Secrets of the Best Chefs

(Kiana) #1

Coat the bottom of a wide pot (one that has a well-fitting lid) with
olive oil and add the crushed garlic cloves.


Turn up the heat to medium and allow the garlic to toast and
turn golden. Once the garlic is golden, add the onions.
Let the onions cook slightly, 2 to 3 minutes (don’t let them
soften too much). Add a pinch of salt and a pinch of red pepper
flakes (the size of the pinch depending on how spicy you like it),
then add the clams, turn up the heat, and cover.

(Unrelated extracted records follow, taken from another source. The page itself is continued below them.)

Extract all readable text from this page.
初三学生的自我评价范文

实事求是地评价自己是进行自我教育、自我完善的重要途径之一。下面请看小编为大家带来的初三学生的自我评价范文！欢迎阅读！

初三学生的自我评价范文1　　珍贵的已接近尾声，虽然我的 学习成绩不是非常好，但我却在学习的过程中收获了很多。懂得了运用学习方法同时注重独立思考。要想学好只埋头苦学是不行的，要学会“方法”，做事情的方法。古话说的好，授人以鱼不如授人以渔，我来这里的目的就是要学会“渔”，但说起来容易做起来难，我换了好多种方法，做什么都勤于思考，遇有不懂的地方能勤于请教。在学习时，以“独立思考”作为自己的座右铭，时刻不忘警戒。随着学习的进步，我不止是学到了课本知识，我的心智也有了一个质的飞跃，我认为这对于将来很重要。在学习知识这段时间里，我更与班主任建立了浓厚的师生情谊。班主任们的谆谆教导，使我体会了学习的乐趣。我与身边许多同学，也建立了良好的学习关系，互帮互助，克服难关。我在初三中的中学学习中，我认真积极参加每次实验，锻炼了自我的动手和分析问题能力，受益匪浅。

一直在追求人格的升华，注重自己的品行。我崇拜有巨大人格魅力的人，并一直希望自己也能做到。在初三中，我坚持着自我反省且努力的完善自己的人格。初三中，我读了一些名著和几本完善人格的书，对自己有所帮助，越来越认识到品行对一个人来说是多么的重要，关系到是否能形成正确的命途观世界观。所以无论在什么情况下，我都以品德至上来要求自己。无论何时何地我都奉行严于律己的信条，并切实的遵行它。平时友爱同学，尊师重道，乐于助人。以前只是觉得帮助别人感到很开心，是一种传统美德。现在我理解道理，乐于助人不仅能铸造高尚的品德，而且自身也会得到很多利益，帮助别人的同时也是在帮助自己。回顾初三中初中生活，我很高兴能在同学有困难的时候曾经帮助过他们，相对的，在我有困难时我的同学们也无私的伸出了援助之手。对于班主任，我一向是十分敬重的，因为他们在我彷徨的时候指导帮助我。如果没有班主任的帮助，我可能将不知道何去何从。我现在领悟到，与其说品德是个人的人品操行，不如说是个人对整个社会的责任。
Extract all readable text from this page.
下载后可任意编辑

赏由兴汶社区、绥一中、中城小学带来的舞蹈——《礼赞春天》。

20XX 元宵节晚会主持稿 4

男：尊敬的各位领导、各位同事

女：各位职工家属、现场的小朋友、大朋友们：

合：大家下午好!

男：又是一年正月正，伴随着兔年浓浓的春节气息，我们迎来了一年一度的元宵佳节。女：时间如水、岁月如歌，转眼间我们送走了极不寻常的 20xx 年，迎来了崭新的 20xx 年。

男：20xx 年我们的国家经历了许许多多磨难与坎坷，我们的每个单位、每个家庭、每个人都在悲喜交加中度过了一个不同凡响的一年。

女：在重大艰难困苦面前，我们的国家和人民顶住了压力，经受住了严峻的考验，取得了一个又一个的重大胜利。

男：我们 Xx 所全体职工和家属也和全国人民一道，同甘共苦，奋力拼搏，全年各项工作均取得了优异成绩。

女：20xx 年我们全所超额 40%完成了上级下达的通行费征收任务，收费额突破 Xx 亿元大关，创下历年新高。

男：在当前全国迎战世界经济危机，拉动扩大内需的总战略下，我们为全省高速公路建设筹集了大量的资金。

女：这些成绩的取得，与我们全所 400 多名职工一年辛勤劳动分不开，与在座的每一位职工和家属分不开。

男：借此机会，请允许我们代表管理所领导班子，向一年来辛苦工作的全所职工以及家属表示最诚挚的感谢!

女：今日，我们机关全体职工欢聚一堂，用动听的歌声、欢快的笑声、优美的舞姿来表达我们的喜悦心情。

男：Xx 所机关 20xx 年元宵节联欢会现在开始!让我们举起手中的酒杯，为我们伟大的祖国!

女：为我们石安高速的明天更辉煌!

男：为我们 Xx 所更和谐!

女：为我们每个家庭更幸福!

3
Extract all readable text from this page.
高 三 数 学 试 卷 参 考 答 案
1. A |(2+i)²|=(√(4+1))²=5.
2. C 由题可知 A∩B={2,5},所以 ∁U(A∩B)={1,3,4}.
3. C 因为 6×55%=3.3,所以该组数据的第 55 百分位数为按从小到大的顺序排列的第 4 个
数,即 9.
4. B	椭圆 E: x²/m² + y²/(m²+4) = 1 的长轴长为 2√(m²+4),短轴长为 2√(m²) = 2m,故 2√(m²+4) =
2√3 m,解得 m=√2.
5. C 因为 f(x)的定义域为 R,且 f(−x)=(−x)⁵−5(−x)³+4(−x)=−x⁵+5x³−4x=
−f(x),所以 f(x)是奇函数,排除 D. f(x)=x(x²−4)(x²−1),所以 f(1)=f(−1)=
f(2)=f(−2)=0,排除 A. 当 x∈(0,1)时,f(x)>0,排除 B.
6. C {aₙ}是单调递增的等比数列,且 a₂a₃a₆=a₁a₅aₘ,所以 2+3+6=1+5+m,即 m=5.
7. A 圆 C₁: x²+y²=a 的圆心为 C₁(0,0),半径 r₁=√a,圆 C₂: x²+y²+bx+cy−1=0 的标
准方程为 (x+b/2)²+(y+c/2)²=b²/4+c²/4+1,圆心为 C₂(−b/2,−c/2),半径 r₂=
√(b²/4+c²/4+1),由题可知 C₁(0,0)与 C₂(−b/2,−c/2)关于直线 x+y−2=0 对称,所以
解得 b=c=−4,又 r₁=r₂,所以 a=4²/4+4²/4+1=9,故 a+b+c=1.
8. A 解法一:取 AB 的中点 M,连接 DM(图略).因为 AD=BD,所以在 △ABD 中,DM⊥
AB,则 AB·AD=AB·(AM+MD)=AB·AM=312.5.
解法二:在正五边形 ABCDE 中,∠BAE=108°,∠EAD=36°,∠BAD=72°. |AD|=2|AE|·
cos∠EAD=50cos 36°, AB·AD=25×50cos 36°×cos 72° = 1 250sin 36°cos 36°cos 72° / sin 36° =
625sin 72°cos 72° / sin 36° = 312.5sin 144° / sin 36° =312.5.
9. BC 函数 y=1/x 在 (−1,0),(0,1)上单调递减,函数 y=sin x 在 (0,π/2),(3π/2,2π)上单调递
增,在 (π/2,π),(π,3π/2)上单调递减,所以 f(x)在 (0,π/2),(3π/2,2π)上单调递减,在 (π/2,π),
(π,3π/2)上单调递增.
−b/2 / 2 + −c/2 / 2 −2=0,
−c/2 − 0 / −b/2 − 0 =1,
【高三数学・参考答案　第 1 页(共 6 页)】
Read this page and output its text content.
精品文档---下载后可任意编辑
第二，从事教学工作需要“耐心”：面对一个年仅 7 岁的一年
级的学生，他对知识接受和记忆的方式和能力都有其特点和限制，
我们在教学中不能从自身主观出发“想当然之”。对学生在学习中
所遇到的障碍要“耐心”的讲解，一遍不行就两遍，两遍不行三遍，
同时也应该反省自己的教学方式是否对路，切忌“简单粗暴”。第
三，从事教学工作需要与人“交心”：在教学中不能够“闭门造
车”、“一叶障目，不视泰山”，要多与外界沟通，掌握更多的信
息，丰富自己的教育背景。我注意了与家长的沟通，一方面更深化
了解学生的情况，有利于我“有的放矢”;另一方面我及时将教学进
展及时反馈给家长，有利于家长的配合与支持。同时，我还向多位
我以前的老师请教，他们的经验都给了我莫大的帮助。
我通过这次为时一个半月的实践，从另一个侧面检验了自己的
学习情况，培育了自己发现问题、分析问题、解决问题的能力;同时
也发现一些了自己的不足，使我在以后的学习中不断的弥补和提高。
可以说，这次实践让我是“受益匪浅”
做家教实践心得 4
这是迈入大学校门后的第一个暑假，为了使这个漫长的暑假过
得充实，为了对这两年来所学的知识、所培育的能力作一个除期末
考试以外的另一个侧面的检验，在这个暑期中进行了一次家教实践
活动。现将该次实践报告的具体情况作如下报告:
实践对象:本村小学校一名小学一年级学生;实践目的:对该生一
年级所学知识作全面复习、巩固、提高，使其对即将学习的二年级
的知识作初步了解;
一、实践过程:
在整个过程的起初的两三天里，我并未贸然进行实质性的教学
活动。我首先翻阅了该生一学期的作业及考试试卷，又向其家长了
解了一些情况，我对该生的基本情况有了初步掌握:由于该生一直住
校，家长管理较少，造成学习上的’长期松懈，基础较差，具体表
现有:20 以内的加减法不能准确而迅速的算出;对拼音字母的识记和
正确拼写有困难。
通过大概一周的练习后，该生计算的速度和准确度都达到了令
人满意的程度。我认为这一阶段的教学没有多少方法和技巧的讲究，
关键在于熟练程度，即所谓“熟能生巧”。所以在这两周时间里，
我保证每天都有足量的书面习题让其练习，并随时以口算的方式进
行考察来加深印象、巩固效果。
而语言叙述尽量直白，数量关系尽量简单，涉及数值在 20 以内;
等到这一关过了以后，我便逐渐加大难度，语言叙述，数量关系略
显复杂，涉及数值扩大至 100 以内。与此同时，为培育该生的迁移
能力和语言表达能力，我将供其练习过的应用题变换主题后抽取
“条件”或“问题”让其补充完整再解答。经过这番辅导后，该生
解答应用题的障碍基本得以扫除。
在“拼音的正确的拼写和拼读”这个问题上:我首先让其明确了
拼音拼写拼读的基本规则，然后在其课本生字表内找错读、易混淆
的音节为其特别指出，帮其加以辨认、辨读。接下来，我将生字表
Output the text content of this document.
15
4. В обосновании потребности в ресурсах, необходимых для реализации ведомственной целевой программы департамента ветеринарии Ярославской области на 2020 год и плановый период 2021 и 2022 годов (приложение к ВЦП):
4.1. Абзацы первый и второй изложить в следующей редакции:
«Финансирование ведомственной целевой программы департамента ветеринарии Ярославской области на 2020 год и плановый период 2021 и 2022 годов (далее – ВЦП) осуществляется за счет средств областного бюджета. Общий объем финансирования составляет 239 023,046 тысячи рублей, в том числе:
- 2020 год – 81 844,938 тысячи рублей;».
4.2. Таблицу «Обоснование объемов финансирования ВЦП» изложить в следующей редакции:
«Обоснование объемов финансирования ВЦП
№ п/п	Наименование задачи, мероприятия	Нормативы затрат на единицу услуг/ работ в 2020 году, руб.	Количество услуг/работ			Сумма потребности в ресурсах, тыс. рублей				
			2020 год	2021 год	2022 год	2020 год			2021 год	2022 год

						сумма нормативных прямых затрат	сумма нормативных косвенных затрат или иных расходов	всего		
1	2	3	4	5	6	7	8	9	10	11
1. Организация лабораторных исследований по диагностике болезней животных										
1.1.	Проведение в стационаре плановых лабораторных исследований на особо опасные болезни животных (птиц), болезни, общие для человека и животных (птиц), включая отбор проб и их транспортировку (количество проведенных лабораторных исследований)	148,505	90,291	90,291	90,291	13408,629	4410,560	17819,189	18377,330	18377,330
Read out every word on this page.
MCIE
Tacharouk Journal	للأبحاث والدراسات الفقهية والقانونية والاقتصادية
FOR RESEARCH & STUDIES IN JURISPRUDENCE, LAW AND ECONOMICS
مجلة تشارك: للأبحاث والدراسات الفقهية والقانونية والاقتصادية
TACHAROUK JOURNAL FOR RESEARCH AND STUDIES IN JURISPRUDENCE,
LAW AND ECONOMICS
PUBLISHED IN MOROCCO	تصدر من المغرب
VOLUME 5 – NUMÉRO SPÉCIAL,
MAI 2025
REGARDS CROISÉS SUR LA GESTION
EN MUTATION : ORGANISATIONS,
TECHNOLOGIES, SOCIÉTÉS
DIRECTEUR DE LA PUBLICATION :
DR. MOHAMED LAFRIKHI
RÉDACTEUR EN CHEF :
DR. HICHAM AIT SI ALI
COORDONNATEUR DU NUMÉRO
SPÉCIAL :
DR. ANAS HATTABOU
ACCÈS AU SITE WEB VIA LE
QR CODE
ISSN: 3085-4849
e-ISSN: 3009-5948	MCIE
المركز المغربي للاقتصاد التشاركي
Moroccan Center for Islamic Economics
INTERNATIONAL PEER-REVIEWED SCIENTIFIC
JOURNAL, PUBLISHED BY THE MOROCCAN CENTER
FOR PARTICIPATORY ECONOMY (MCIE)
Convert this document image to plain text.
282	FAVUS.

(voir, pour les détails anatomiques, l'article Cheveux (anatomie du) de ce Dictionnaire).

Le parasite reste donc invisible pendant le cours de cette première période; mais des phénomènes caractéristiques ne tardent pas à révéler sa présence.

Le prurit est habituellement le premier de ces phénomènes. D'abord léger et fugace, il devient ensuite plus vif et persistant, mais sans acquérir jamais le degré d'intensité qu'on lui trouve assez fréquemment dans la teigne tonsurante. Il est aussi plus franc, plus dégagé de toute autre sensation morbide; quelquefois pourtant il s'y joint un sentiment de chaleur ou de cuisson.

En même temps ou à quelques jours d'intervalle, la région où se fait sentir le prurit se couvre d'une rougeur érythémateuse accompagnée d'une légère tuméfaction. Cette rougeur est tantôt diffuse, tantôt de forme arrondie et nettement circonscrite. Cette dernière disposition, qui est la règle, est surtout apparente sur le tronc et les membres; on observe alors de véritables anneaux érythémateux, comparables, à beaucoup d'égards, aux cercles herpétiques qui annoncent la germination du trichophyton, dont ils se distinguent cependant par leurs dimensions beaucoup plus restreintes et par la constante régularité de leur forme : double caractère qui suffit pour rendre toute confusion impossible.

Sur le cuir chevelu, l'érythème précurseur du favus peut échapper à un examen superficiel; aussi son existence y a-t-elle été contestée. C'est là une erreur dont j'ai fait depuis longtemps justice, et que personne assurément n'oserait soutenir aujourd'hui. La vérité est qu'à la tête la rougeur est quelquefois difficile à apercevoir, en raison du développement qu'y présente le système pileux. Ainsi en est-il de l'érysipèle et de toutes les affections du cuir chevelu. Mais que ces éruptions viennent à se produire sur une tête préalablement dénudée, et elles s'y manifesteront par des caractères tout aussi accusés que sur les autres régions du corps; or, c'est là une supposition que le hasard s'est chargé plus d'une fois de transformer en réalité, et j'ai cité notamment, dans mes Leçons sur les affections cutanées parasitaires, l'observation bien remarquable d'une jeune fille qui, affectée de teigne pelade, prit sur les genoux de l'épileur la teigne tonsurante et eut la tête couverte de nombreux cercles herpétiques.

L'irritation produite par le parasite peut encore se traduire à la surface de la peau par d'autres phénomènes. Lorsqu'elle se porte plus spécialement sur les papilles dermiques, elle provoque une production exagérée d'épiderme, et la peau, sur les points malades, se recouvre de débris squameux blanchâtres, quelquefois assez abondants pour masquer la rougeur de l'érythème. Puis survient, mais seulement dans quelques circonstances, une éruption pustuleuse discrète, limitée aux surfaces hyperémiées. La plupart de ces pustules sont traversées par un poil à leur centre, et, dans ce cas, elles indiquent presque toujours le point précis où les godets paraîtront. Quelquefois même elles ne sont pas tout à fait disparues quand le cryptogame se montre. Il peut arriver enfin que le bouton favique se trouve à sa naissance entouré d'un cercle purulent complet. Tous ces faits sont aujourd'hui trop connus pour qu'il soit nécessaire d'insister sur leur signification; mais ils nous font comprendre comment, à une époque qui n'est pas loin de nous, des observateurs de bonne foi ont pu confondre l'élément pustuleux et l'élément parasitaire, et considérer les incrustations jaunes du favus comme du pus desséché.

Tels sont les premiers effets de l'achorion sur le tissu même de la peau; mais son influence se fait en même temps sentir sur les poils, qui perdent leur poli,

After 3 minutes, add the wine, bring to a boil, and cover again.
A few minutes later, check the clams: when they’re just starting
to open, add the mussels and bay leaves and cover again. Shake the
pan every so often.


Wait another few minutes and check: when the mussels start to
open, sprinkle in the bread crumbs and toss to distribute evenly.
The sauce should thicken, though don’t go crazy with bread
crumbs or the sauce will be muddy. Taste and adjust the salt.
When the clams and mussels are open and the sauce is thick,
drizzle olive oil over everything and add lots of chopped parsley.
Serve in a big bowl with grilled bread on the side.


* Make sure the mussels are alive: check by squeezing them shut.
If they stay shut, they’re alive; if they won’t close, throw them
out.

* Bastianich has a bay leaf tree outside her house and
recommends that you keep one yourself.